The donation saved the life of the woman, a mother with young children whom Bishop Mulvey has never met. “Knowing that because of the life I have been given by God – I was able to give back and make a big difference in this person’s life, in the life of her children and her family, is something I have thought of quite often,” he told reporter Julie Stark.
He had signed up for the registry thanks to the “commitment and dedication” of “one of our very charitable and active parishioners” at a parish in Austin where Mulvey, not yet a bishop, was assigned.
Signing up for the registry and donating stem cells is a generous gift of life and a reflection of gratitude to God, Bishop Mulvey says, referring to Matthew 10:8: “St. Matthew says what you have received as a gift, give as a gift. We must always remember that everyone’s life is a gift and true gratitude is expressed when you are willing to give back and share what you have.”
It’s also vitally needed. Leticia Mondragon, a Donor Development and Engagement Specialist, explained to South Texas Catholic that “Every three minutes someone is diagnosed with a life-threatening blood cancer or blood disorder, such as leukemia or lymphoma.” Their life can be saved by a donor, who need not have the same blood type, although matching ethnicity is important.

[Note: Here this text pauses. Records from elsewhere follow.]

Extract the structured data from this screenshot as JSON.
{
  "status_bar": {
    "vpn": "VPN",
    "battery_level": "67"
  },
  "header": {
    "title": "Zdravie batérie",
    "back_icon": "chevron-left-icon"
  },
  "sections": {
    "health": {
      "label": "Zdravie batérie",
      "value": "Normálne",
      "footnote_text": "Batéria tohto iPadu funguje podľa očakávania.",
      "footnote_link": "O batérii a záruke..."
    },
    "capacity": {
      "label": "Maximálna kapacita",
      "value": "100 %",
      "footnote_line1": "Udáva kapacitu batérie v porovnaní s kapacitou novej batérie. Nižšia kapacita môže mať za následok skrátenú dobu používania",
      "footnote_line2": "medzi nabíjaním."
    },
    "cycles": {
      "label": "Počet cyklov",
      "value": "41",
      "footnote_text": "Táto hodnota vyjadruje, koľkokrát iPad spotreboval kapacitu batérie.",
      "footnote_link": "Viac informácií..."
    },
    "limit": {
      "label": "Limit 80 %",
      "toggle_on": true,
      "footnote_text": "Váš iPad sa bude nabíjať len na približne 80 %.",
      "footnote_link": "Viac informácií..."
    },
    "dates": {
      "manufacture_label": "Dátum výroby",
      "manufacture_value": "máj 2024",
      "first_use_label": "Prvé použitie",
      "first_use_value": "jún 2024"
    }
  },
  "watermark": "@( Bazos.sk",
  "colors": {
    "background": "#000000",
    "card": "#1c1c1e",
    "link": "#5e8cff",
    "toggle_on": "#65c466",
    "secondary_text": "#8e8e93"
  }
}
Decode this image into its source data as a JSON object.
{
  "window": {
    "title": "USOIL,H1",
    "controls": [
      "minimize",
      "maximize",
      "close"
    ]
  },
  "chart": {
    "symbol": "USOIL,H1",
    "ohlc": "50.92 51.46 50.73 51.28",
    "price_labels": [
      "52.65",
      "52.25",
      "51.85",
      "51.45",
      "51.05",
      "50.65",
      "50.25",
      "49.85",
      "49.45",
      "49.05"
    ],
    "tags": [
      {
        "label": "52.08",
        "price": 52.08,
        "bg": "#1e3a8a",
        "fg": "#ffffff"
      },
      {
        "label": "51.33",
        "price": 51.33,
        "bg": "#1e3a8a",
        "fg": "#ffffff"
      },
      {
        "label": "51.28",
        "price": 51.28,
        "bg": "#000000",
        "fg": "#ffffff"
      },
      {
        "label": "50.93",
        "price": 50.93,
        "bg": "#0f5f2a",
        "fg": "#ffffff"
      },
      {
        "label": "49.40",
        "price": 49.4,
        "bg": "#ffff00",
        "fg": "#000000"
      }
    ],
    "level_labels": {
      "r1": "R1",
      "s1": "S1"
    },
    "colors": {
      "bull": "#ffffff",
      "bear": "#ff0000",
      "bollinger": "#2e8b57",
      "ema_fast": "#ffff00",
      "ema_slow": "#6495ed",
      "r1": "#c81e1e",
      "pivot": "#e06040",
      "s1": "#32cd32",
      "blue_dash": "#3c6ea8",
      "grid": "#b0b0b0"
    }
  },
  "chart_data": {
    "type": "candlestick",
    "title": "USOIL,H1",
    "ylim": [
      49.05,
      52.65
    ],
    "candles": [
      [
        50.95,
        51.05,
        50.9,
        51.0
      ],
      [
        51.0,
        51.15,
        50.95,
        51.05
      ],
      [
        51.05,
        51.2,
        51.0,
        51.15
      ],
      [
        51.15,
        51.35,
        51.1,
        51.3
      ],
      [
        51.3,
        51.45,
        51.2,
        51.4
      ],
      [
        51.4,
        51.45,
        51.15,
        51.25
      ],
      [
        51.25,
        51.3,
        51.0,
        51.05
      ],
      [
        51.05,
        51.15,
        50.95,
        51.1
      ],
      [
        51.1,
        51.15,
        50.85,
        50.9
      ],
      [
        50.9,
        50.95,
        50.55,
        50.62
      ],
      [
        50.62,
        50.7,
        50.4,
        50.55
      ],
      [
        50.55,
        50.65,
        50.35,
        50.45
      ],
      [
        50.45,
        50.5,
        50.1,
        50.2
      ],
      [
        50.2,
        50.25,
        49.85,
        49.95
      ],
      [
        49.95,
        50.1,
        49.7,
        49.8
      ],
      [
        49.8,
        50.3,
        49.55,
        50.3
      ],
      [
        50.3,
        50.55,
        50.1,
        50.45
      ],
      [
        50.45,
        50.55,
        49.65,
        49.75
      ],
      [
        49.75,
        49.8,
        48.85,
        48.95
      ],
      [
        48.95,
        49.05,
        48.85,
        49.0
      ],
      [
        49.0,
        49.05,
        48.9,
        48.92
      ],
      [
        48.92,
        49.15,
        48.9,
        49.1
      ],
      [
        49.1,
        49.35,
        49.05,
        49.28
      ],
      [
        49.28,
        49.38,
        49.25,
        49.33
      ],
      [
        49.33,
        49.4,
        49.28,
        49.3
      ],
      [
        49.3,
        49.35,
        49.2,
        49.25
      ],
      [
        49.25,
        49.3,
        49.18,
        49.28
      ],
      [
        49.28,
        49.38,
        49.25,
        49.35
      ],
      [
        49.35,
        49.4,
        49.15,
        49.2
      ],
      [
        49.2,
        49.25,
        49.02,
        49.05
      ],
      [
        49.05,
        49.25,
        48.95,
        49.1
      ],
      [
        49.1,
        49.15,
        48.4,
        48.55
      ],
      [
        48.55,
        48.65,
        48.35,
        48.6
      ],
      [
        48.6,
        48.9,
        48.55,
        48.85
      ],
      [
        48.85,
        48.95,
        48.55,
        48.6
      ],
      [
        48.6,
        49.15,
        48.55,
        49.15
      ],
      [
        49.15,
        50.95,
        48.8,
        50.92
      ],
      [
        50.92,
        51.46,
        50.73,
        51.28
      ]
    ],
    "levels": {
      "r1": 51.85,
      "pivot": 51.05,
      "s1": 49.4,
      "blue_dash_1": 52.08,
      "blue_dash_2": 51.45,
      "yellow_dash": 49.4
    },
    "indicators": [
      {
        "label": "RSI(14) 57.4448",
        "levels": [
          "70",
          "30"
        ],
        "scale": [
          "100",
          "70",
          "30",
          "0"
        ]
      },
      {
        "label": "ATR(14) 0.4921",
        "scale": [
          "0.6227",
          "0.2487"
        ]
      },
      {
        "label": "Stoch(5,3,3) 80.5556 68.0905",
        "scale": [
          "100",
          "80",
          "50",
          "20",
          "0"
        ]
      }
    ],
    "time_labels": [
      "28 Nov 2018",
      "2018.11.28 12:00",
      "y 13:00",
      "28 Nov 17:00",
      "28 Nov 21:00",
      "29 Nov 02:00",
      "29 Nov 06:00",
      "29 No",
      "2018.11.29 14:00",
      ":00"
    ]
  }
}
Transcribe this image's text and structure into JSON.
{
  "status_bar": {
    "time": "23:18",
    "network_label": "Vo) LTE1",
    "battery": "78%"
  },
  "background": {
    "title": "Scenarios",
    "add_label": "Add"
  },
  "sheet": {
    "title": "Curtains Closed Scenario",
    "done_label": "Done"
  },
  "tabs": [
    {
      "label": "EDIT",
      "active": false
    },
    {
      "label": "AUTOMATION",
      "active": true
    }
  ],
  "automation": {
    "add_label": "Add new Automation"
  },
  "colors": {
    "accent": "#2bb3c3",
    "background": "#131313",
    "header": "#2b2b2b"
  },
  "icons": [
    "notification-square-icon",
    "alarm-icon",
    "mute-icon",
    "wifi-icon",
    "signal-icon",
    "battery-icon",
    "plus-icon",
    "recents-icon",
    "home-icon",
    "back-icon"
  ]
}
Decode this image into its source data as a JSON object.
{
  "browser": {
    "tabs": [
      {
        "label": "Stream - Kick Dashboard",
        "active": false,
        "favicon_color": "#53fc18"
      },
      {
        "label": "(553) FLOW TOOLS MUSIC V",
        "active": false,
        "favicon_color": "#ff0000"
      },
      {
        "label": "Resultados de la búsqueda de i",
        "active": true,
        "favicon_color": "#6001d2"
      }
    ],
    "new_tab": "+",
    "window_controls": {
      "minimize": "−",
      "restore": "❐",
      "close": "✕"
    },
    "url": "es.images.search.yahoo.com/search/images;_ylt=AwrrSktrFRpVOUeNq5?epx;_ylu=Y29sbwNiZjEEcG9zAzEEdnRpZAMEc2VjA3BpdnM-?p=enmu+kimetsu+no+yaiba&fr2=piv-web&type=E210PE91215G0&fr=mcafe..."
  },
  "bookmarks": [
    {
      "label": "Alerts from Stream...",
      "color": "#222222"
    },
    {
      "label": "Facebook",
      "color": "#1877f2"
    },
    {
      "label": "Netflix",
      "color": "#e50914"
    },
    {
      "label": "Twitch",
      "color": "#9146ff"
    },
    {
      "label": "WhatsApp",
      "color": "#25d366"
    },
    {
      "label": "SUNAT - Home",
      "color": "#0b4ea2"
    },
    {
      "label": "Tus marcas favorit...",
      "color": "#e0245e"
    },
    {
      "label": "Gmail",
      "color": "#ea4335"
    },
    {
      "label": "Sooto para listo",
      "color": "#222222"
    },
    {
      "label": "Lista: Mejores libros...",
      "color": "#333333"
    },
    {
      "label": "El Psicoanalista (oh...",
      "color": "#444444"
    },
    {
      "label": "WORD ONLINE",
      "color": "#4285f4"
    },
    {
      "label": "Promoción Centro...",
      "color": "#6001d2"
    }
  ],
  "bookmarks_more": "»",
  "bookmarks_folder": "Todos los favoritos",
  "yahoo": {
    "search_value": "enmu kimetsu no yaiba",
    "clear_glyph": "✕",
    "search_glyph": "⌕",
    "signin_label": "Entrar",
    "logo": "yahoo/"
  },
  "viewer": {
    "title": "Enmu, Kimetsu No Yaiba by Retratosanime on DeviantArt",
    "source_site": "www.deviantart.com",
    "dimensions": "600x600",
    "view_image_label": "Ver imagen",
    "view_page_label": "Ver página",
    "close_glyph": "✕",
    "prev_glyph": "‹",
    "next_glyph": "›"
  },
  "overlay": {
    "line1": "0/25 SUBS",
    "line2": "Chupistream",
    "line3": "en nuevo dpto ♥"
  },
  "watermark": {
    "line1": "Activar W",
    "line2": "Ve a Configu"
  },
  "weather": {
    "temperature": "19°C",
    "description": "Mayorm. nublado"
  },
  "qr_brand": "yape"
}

According to the Be the Match website, there is a particular need right now for donors of diverse ethnicities so they can help a wider range of patients. Donors can register between the ages of 18 and 44, and can donate before reaching the age of 61.
Mondragon expressed her gratitude to Bishop Mulvey for sharing his testimony, in the hope that it will help inspire more people to donate bone marrow or to support the cause in one of the other ways listed on their website.